Homo-Ehe: Lunacek will „Ende der Pseudo-Debatte“

„Angesichts der neuerlichen Weigerung von ÖVP-Parteichef und Vizekanzler Wilhelm Molterer, die Lebenspartnerschaft von Lesben und Schwulen am Standesamt eintragen zu lassen, wünsche ich dem ÖVP-Chef ein Pfingstwunder der Erkenntnis,“ erklärt Ulrike Lunacek, Abgeordnete der Grünen, zu Molterers Aussage in der Kleinen Zeitung. „Der Vorschlag Bezirksgericht oder Bezirkshauptmannschaft statt Standesamt ist Ausdruck der Feigheit der ÖVP, Österreichs Lesben und Schwulen endlich die umfassende Gleichstellung zu gewähren,“ so Lunacek. Damit halte die ÖVP eine Pseudo-Debatte aufrecht, mit der sie die Diskussion über gleiche Rechte im Sozial- und Pensions- sowie dem Fremdenrecht hintanhalten will, so Lunacek.

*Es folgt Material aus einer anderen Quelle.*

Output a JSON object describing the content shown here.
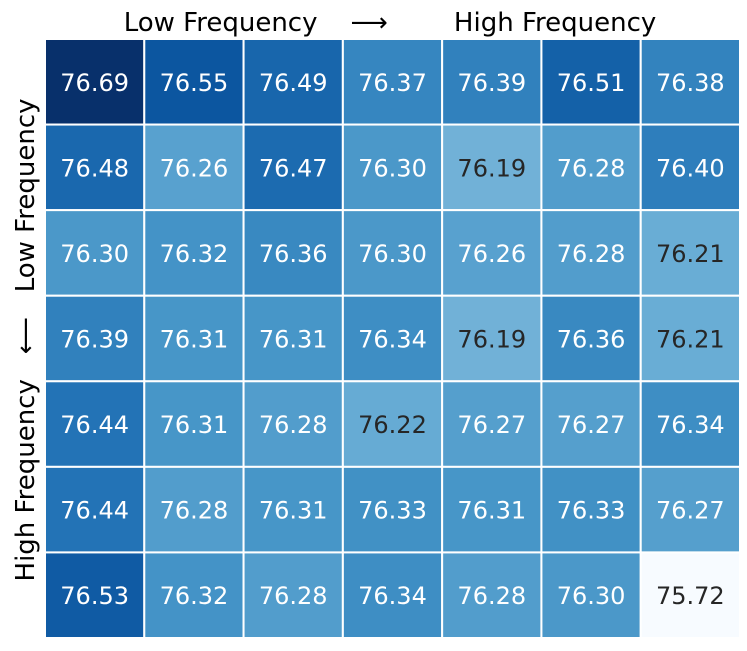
{
  "chart_data": {
    "type": "heatmap",
    "x_title": "Low Frequency    ⟶        High Frequency",
    "y_title": "High Frequency   ⟵   Low Frequency",
    "grid": true,
    "colormap": "Blues",
    "text_color_light": "#ffffff",
    "text_color_dark": "#262626",
    "separator_color": "#ffffff",
    "values": [
      [
        76.69,
        76.55,
        76.49,
        76.37,
        76.39,
        76.51,
        76.38
      ],
      [
        76.48,
        76.26,
        76.47,
        76.3,
        76.19,
        76.28,
        76.4
      ],
      [
        76.3,
        76.32,
        76.36,
        76.3,
        76.26,
        76.28,
        76.21
      ],
      [
        76.39,
        76.31,
        76.31,
        76.34,
        76.19,
        76.36,
        76.21
      ],
      [
        76.44,
        76.31,
        76.28,
        76.22,
        76.27,
        76.27,
        76.34
      ],
      [
        76.44,
        76.28,
        76.31,
        76.33,
        76.31,
        76.33,
        76.27
      ],
      [
        76.53,
        76.32,
        76.28,
        76.34,
        76.28,
        76.3,
        75.72
      ]
    ]
  }
}
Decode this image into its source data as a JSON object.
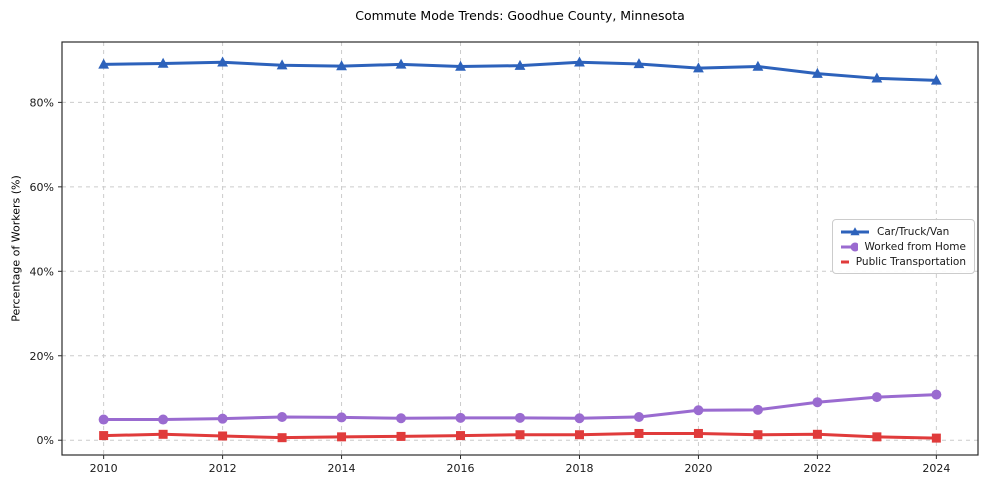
{
  "title": "Commute Mode Trends: Goodhue County, Minnesota",
  "axes": {
    "ylabel": "Percentage of Workers (%)",
    "xlabel": ""
  },
  "chart_data": {
    "type": "line",
    "title": "Commute Mode Trends: Goodhue County, Minnesota",
    "xlabel": "",
    "ylabel": "Percentage of Workers (%)",
    "x": [
      2010,
      2011,
      2012,
      2013,
      2014,
      2015,
      2016,
      2017,
      2018,
      2019,
      2020,
      2021,
      2022,
      2023,
      2024
    ],
    "series": [
      {
        "name": "Car/Truck/Van",
        "color": "#2d62bb",
        "marker": "triangle",
        "values": [
          89.0,
          89.2,
          89.5,
          88.8,
          88.6,
          89.0,
          88.5,
          88.7,
          89.5,
          89.1,
          88.1,
          88.5,
          86.8,
          85.7,
          85.2
        ]
      },
      {
        "name": "Worked from Home",
        "color": "#9a6bd0",
        "marker": "circle",
        "values": [
          4.9,
          4.9,
          5.1,
          5.5,
          5.4,
          5.2,
          5.3,
          5.3,
          5.2,
          5.5,
          7.1,
          7.2,
          9.0,
          10.2,
          10.8
        ]
      },
      {
        "name": "Public Transportation",
        "color": "#e03b3b",
        "marker": "square",
        "values": [
          1.1,
          1.4,
          1.0,
          0.6,
          0.8,
          0.9,
          1.1,
          1.3,
          1.3,
          1.6,
          1.6,
          1.3,
          1.4,
          0.8,
          0.5
        ]
      }
    ],
    "xticks": [
      2010,
      2012,
      2014,
      2016,
      2018,
      2020,
      2022,
      2024
    ],
    "yticks": [
      0,
      20,
      40,
      60,
      80
    ],
    "ytick_suffix": "%",
    "xlim": [
      2009.3,
      2024.7
    ],
    "ylim": [
      -3.5,
      94.3
    ],
    "grid": true,
    "grid_color": "#cccccc",
    "spine_color": "#2b2b2b",
    "tick_label_color": "#1a1a1a",
    "legend_position": "center-right"
  }
}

Lunacek fordert erneut die umfassende rechtliche Gleichstellung von Lesben und Schwulen inklusive Eintragung am Standesamt, so wie dies das Schweizer Modell vorsieht. „Ich erinnere ÖVP-Chef Molterer daran, dass er im Oktober 2007 die 1:1-Umsetzung der Vorschläge der ÖVP-Perspektivengruppe versprochen hat, und die enthält das Schweizer Modell: Inklusive Sozial- und Pensionsabsicherung, inklusive Niederlassungsrecht für ausländische PartnerInnen, und all das am Standesamt, im würdigen Rahmen des Trauzimmers,“ betont Lunacek.

„Molterer bricht mit jeder seiner Aussagen erneut sein Versprechen gegenüber der ÖVP-Perspektivengruppe vom Oktober 2007. Dies sollte den gesellschaftsliberalen ÖVP-Mitgliedern und AnhängerInnen zu denken geben,“ so Lunacek abschliessend.